Bonos públicos

Bonos públicos

PEDRO GIL ITURBIDES
El gobierno central previó ingresos extraordinarios por ocho mil doscientos millones de pesos, generables por la venta de bonos del Gobierno Dominicano.  Lo cierto es que al cierre del año fiscal estos recursos serán innecesarios. Pero algunos congresistas piensan que esta suma es indispensable para cubrir obligaciones previstas en la Ley de Gastos Públicos. Por eso han esgrimido burdos ardides para lograr concesiones todavía desconocidas para la generalidad del pueblo.

Podemos tener seguridad, sin embargo, que las exigencias no rondan el camino de la inversión en infraestructura social para las comunidades nacionales. Tampoco el aumento del gasto social en áreas destinadas a la satisfacción de necesidades mínimas. Al parecer, los requerimientos se dirigen a procurar que se retarden o anulen, acciones destinadas a lograr vindicaciones sociales por la comisión de actos punibles. Pero tampoco ello puede afirmarse con claridad.

Aprobada o no la ley de bonos dirigida a captar la suma prevista, el gobierno central puede echar mano a un recurso inestimable. Se trata del adecuado manejo administrativo de las transferencias de capital, pero también de transferencias corrientes. A través de la administración de las apropiaciones establecidas para estos conceptos, el gobierno central puede «crear» por omisión los ocho mil millones. Y san se acabó.

Pero por supuesto, son peledeístas los rectores del fisco. Y son perredeístas los que tienen la sartén por el mango en el Congreso Nacional. Aunque muchos de los demás contribuimos al jaleo.

El ideal sería, sin embargo, que estuviesen de acuerdo, no en ser miembros de partidos de opiniones divergentes, sino dominicanos. Y en pertenecer a una clase política capaz de servir al bien común. Este sería el ideal. Y para soñar más, convendría que la captación de recursos para la inversión mediante la emisión de bonos, fuese un mecanismo normal para impulsar el crecimiento. Esto es demasiado pedir.

Un administrador fiscal serio puede motivar la venta de estos papeles financieros. Por supuesto, hablamos de un administrador serio, capaz de incluir en las versiones anuales de la Ley de Gastos Públicos las obligaciones generadas por estas captaciones.
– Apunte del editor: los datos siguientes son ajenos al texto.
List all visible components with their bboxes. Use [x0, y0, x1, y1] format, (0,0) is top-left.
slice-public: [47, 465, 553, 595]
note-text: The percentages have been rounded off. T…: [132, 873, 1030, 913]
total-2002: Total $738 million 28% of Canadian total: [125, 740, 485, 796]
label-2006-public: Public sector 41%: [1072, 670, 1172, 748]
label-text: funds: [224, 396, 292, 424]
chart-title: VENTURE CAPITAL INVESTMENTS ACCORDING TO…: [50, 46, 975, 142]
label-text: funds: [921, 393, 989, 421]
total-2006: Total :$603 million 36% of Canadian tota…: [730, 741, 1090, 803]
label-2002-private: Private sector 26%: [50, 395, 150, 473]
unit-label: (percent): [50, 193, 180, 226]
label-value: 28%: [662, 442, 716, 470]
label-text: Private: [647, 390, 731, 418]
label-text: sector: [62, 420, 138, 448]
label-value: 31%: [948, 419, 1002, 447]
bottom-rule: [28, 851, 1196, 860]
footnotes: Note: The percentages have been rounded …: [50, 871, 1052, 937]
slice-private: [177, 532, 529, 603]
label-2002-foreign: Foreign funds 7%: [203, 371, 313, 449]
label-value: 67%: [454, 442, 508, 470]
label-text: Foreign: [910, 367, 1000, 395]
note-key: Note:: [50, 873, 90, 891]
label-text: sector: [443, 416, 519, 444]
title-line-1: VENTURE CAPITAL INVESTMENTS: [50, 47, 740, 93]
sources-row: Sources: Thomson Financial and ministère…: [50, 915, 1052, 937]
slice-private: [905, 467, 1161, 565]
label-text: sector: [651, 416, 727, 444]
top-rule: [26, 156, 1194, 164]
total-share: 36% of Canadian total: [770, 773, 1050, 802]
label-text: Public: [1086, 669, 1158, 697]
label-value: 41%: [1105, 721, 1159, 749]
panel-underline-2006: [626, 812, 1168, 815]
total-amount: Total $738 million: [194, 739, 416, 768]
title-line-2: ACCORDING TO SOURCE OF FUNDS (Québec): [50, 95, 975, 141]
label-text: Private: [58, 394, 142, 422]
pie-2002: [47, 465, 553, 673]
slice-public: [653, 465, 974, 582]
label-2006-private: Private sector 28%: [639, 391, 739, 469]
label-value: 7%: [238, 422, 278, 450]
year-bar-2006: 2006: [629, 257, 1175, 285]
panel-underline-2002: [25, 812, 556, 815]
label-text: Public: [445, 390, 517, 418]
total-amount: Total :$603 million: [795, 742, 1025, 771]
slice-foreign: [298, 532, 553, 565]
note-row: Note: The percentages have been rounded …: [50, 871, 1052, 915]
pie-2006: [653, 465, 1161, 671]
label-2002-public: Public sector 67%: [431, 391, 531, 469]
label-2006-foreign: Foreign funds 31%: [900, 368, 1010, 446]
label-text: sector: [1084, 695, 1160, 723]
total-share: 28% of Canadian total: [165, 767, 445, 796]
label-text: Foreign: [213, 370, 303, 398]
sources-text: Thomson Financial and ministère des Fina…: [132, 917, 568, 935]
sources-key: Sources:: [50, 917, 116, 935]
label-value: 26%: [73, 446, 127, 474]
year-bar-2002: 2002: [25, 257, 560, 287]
Rafael L. Trujillo, a quien tanto criticamos, sabía el valor de este procedimiento para crear recursos.

Basta leer las páginas de los diarios de la época para conocer las fechas de pago de intereses y redención de los títulos emitidos. Después que pasó esa administración, comenzaron los olvidos. Y una remisa tendencia al ahorro, se escurrió hacia otras fuentes que brindasen la seguridad que no ofrecía el gobierno. Hasta el decenio de 1980, esa seguridad fue atributo de la banca. Con la improvisación de banqueros y expertos financieros, menguó esa confianza que, sin embargo, no ha desaparecido del todo.

Si en los gobiernos bajo las sucesivas administraciones que nos gastamos, se tuviese conciencia sobre el valor de estos papeles, no los usaríamos para la extorsión. Y por el contrario, se apelaría a ellos para impulsar proyectos específicos cuya rentabilidad asegurasen el pago de las obligaciones resultantes. A través de su emisión se lograrían recursos que no provienen del ahorro interno, público o privado.

El Banco Central de la República ha reducido la masa monetaria mediante la colocación de certificados de depósito. Estos instrumentos financieros, con nombres diferentes, son bonos. La gente acudió al llamado para la colocación de recursos, no porque quisieran contribuir con la política de reducción del circulante, sino por temor a nuevas quiebras bancarias. Después, los propios bancos han comprado estos papeles, debido a la recesión imperante.

Pero, ¿qué efectos económicos sobrevendrían a la misma operación, ejecutada por el gobierno central, con el propósito de financiar la presa de Güaigüí? Por supuesto, dijimos, para eso se necesitan administraciones serias. Porque ni siquiera bonos soberanos resisten administraciones de otro tipo.